All Known Subinterfaces:
TreeSHAP
All Known Implementing Classes:
AdaBoost, CART, DecisionTree, GradientTreeBoost, GradientTreeBoost, RandomForest, RandomForest, RegressionTree

public interface SHAP<T>
SHAP (SHapley Additive exPlanations) is a game theoretic approach to explain the output of any machine learning model. It connects optimal credit allocation with local explanations using the classic Shapley values from game theory.

SHAP leverages local methods designed to explain a prediction f(x) based on a single input x. The local methods are defined as any interpretable approximation of the original model. In particular, SHAP employs additive feature attribution methods.

SHAP values attribute to each feature the change in the expected model prediction when conditioning on that feature. They explain how to get from the base value E[f(z)] that would be predicted if we did not know any features to the current output f(x).

In game theory, the Shapley value is the average expected marginal contribution of one player after all possible combinations have been considered.

References

  1. Lundberg, Scott M., and Su-In Lee.

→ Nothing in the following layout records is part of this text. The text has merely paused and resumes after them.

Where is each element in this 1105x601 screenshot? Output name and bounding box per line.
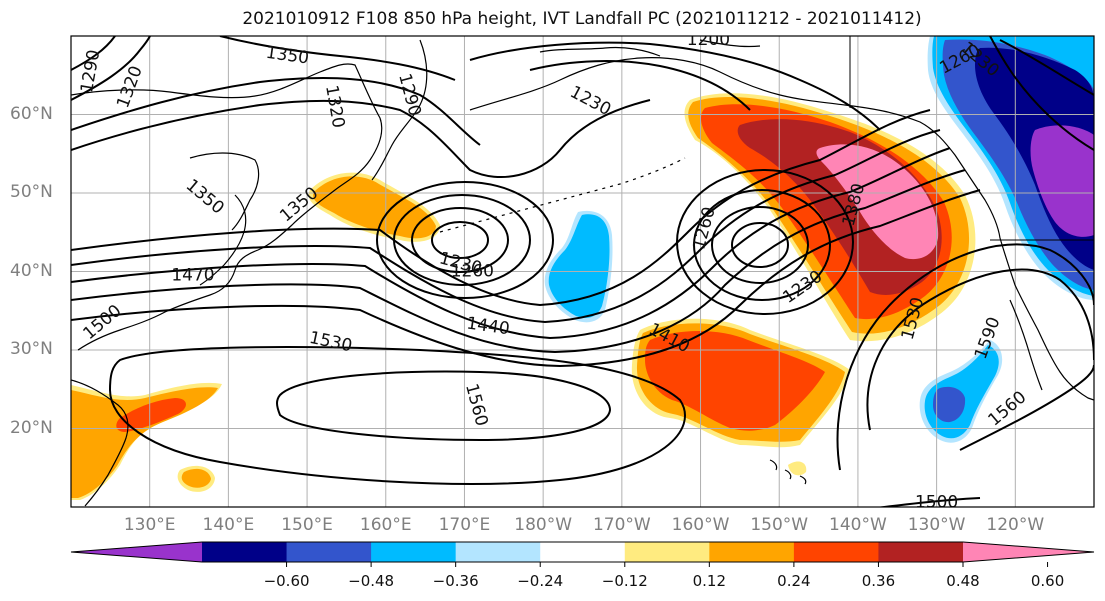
height-contour — [71, 36, 116, 71]
colorbar-segment — [540, 542, 626, 562]
height-contour-low-east — [711, 206, 809, 284]
longitude-label: 170°W — [592, 515, 651, 535]
height-contour-label: 1470 — [171, 265, 214, 285]
coastline-north-america — [999, 237, 1094, 401]
height-contour-low-west — [411, 207, 509, 273]
height-contour — [999, 39, 1094, 96]
height-contour-ridge — [866, 268, 1094, 431]
height-contour — [71, 77, 481, 146]
colorbar-tick-label: −0.36 — [432, 572, 479, 590]
longitude-label: 170°E — [438, 515, 491, 535]
colorbar-tick-label: 0.48 — [946, 572, 980, 590]
ivt-fill-mid-positive — [181, 468, 211, 488]
colorbar-segment — [286, 542, 372, 562]
height-contour-label: 1500 — [915, 492, 958, 512]
coastline-asia — [71, 63, 383, 351]
height-contour — [989, 36, 1094, 151]
coastlines — [71, 36, 1094, 507]
longitude-label: 160°W — [671, 515, 730, 535]
ivt-fill-high-positive — [645, 331, 825, 431]
map-gridlines — [71, 36, 1094, 507]
colorbar-segment — [371, 542, 457, 562]
colorbar-outline — [70, 541, 1095, 563]
height-contour-ridge — [959, 364, 1094, 451]
height-contour — [219, 36, 456, 81]
coastline-okhotsk — [189, 152, 260, 231]
longitude-label: 180°W — [514, 515, 573, 535]
coastline-arctic — [539, 39, 761, 57]
colorbar-segment — [709, 542, 795, 562]
colorbar-segment — [878, 542, 964, 562]
colorbar-tick-label: −0.24 — [517, 572, 564, 590]
longitude-label: 150°E — [281, 515, 333, 535]
colorbar-tick-label: 0.60 — [1030, 572, 1065, 590]
colorbar-segment — [202, 542, 288, 562]
height-contours — [71, 36, 1094, 507]
longitude-label: 120°W — [986, 515, 1045, 535]
map-frame — [70, 35, 1095, 508]
longitude-label: 140°W — [829, 515, 887, 535]
colorbar-tick-label: −0.48 — [348, 572, 395, 590]
coastline-japan — [199, 194, 247, 286]
height-contour — [71, 109, 931, 307]
height-contour — [876, 497, 981, 507]
map-title: 2021010912 F108 850 hPa height, IVT Land… — [242, 9, 922, 29]
latitude-label: 40°N — [10, 260, 53, 281]
colorbar-tick-label: 0.36 — [861, 572, 896, 590]
longitude-label: 150°W — [750, 515, 809, 535]
height-contour-low-west — [376, 181, 554, 299]
colorbar-tick-label: 0.24 — [777, 572, 811, 590]
height-contour — [529, 60, 751, 111]
ivt-positive-fill — [71, 93, 976, 500]
latitude-label: 30°N — [10, 339, 53, 359]
colorbar-segment — [624, 542, 710, 562]
height-contour — [71, 129, 941, 324]
height-contour — [71, 99, 651, 178]
latitude-label: 20°N — [10, 417, 53, 438]
coastline-alaska — [469, 57, 1001, 239]
colorbar-extend-low — [71, 542, 202, 562]
ivt-fill-highest-positive — [816, 144, 939, 260]
height-contour-low-west — [431, 221, 489, 259]
ivt-fill-mid-positive — [313, 176, 436, 239]
longitude-label: 130°W — [907, 515, 966, 535]
height-contour — [71, 36, 151, 101]
ivt-negative-fill — [544, 36, 1094, 443]
latitude-label: 60°N — [10, 103, 53, 124]
latitude-label: 50°N — [10, 182, 53, 202]
colorbar-extend-high — [963, 542, 1094, 562]
height-contour-label: 1200 — [687, 30, 730, 50]
colorbar — [70, 541, 1095, 567]
longitude-label: 160°E — [359, 515, 412, 535]
height-contour-low-east — [693, 189, 831, 301]
height-contour — [469, 41, 881, 131]
longitude-label: 130°E — [123, 515, 176, 535]
height-contour — [71, 147, 951, 340]
colorbar-tick-label: −0.12 — [601, 572, 648, 590]
height-contour-high — [276, 370, 612, 442]
ivt-fill-high-positive — [116, 398, 186, 432]
colorbar-tick-label: −0.60 — [263, 572, 310, 590]
ivt-fill-low-positive — [788, 461, 807, 476]
height-contour-ridge — [836, 243, 1094, 471]
coastline-baja — [1009, 299, 1043, 391]
ivt-fill-strongest-negative — [1030, 125, 1094, 237]
colorbar-segment — [455, 542, 541, 562]
colorbar-tick-label: 0.12 — [692, 572, 727, 590]
ivt-fill-negative — [933, 386, 966, 423]
height-contour — [71, 189, 981, 368]
height-contour-label: 1260 — [451, 262, 494, 282]
ivt-fill-mid-positive — [71, 387, 218, 498]
coastline-hawaii — [769, 459, 807, 485]
height-contour — [71, 169, 966, 354]
longitude-label: 140°E — [202, 515, 255, 535]
coastline-se-asia — [71, 379, 129, 507]
height-contour-low-east — [731, 222, 789, 268]
ivt-fill-mid-negative — [548, 214, 610, 318]
colorbar-segment — [793, 542, 879, 562]
height-contour-high — [108, 346, 686, 485]
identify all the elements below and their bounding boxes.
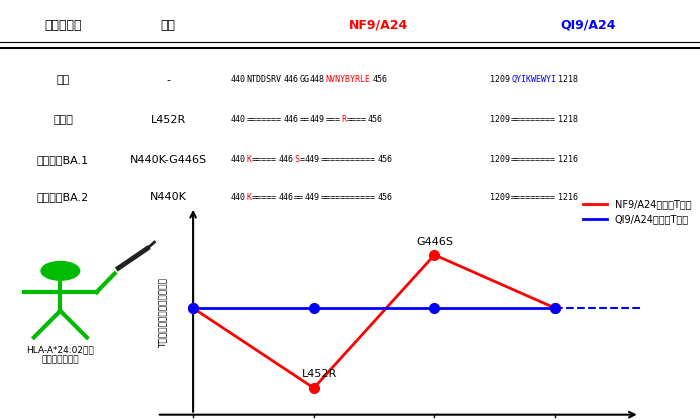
Text: HLA-A*24:02陽性
ワクチン接種者: HLA-A*24:02陽性 ワクチン接種者 — [27, 345, 94, 365]
Text: ウイルス株: ウイルス株 — [44, 19, 82, 32]
Text: L452R: L452R — [150, 115, 186, 125]
Text: 446: 446 — [284, 115, 298, 124]
Text: 440: 440 — [231, 75, 246, 84]
Ellipse shape — [41, 262, 80, 280]
Text: 1209: 1209 — [490, 155, 510, 164]
Text: K: K — [247, 193, 252, 202]
Text: ===========: =========== — [321, 155, 375, 164]
Text: オミクロBA.2: オミクロBA.2 — [37, 192, 89, 202]
Text: 1218: 1218 — [559, 75, 578, 84]
Text: 446: 446 — [279, 193, 293, 202]
Text: 440: 440 — [231, 155, 246, 164]
Text: R: R — [342, 115, 346, 124]
Text: 448: 448 — [310, 75, 325, 84]
Text: 449: 449 — [304, 155, 319, 164]
Text: デルタ: デルタ — [53, 115, 73, 125]
Text: T細胞型の抗ウイルス活性半: T細胞型の抗ウイルス活性半 — [158, 278, 167, 349]
Text: ===========: =========== — [321, 193, 375, 202]
Text: 449: 449 — [304, 193, 319, 202]
Text: =========: ========= — [511, 155, 556, 164]
Text: N440K-G446S: N440K-G446S — [130, 155, 206, 165]
Text: =========: ========= — [511, 193, 556, 202]
Text: NTDDSRV: NTDDSRV — [247, 75, 281, 84]
Text: S: S — [294, 155, 299, 164]
Text: ===: === — [326, 115, 340, 124]
Text: NVNYBYRLE: NVNYBYRLE — [326, 75, 370, 84]
Text: =====: ===== — [252, 193, 277, 202]
Text: 446: 446 — [279, 155, 293, 164]
Text: N440K: N440K — [150, 192, 186, 202]
Text: ==: == — [294, 193, 304, 202]
Text: 456: 456 — [378, 155, 393, 164]
Text: オミクロBA.1: オミクロBA.1 — [37, 155, 89, 165]
Text: -: - — [166, 75, 170, 85]
Text: =======: ======= — [247, 115, 281, 124]
Text: 456: 456 — [378, 193, 393, 202]
Text: 449: 449 — [310, 115, 325, 124]
Text: 440: 440 — [231, 193, 246, 202]
Text: 1209: 1209 — [490, 75, 510, 84]
Text: 1209: 1209 — [490, 115, 510, 124]
Text: 446: 446 — [284, 75, 298, 84]
Text: QYIKWEWYI: QYIKWEWYI — [511, 75, 556, 84]
Text: 1218: 1218 — [559, 115, 578, 124]
Text: 1216: 1216 — [559, 193, 578, 202]
Text: ==: == — [300, 115, 309, 124]
Text: 440: 440 — [231, 115, 246, 124]
Text: =====: ===== — [252, 155, 277, 164]
Text: K: K — [247, 155, 252, 164]
Text: 456: 456 — [373, 75, 388, 84]
Text: GG: GG — [300, 75, 309, 84]
Text: ====: ==== — [346, 115, 367, 124]
Text: 武漢: 武漢 — [57, 75, 69, 85]
Text: QI9/A24: QI9/A24 — [560, 19, 616, 32]
Text: 1216: 1216 — [559, 155, 578, 164]
Text: NF9/A24: NF9/A24 — [349, 19, 407, 32]
Text: =========: ========= — [511, 115, 556, 124]
Text: 1209: 1209 — [490, 193, 510, 202]
Text: 456: 456 — [368, 115, 382, 124]
Text: 変異: 変異 — [160, 19, 176, 32]
Legend: NF9/A24特異的T細胞, QI9/A24特異的T細胞: NF9/A24特異的T細胞, QI9/A24特異的T細胞 — [579, 196, 695, 228]
Text: G446S: G446S — [416, 237, 453, 247]
Text: =: = — [300, 155, 304, 164]
Text: L452R: L452R — [302, 370, 337, 379]
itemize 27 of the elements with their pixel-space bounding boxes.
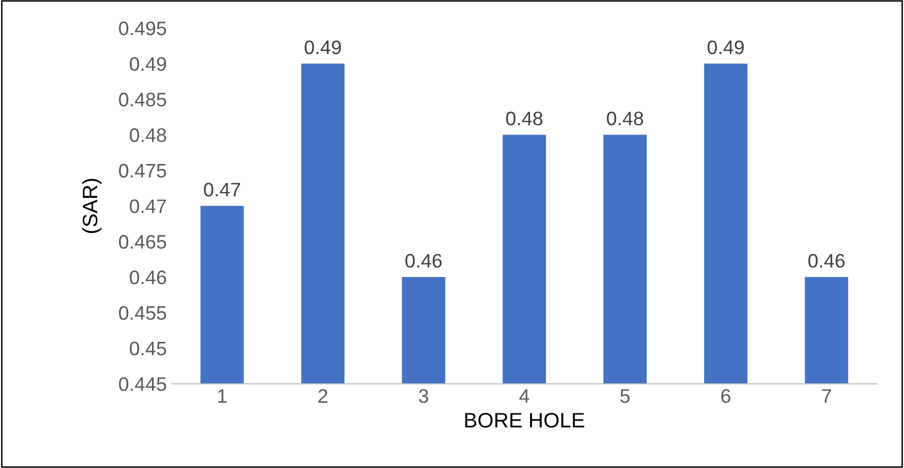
y-tick-label: 0.495 — [119, 22, 166, 36]
y-tick-label: 0.49 — [130, 57, 166, 71]
y-tick-label: 0.445 — [119, 377, 166, 391]
x-axis-title: BORE HOLE — [465, 412, 584, 428]
x-tick-label: 1 — [218, 389, 227, 403]
x-tick-label: 3 — [418, 389, 428, 403]
x-tick-label: 7 — [822, 389, 831, 403]
y-tick-label: 0.485 — [119, 92, 166, 106]
x-tick-label: 2 — [318, 389, 328, 403]
y-axis-title: (SAR) — [82, 178, 102, 233]
x-tick-label: 4 — [519, 389, 530, 403]
data-label: 0.48 — [606, 112, 644, 126]
y-tick-label: 0.465 — [119, 234, 166, 249]
data-label: 0.46 — [808, 254, 845, 268]
y-tick-label: 0.475 — [119, 164, 166, 178]
data-label: 0.47 — [204, 182, 240, 197]
x-tick-label: 5 — [620, 389, 630, 403]
data-label: 0.49 — [304, 40, 341, 54]
y-tick-label: 0.48 — [130, 128, 166, 142]
y-tick-label: 0.46 — [130, 270, 166, 284]
y-tick-label: 0.45 — [130, 342, 166, 356]
data-label: 0.49 — [708, 40, 744, 54]
y-tick-label: 0.455 — [119, 306, 166, 320]
x-tick-label: 6 — [721, 389, 730, 403]
data-label: 0.48 — [506, 112, 542, 126]
y-tick-label: 0.47 — [130, 199, 166, 214]
data-label: 0.46 — [405, 254, 442, 268]
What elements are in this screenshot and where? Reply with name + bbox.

A unified approach to interpreting model predictions. NIPS, 2017.
  2. Lundberg, Scott M., Gabriel G. Erion, and Su-In Lee. Consistent individualized feature attribution for tree ensembles.
  • Method Summary

    Modifier and Type
    Method
    Description
    default double[]
    shap(Stream<T> data)
    Returns the average of absolute SHAP values over a data set.
    double[]
    shap(T x)
    Returns the SHAP values.
  • Method Details

    • shap

      double[] shap(T x)
      Returns the SHAP values. For regression, the length of SHAP values is same as the number of features. For classification, SHAP values are of p x k, where p is the number of features and k is the classes. The first k elements are the SHAP values of first feature over k classes, respectively. The rest features follow accordingly.
      Parameters:
      x - an instance.
      Returns:
      the SHAP values.
    • shap

      default double[] shap(Stream<T> data)
      Returns the average of absolute SHAP values over a data set.
      Parameters:
      data - the data set.
      Returns:
      the average of absolute SHAP values over a data set.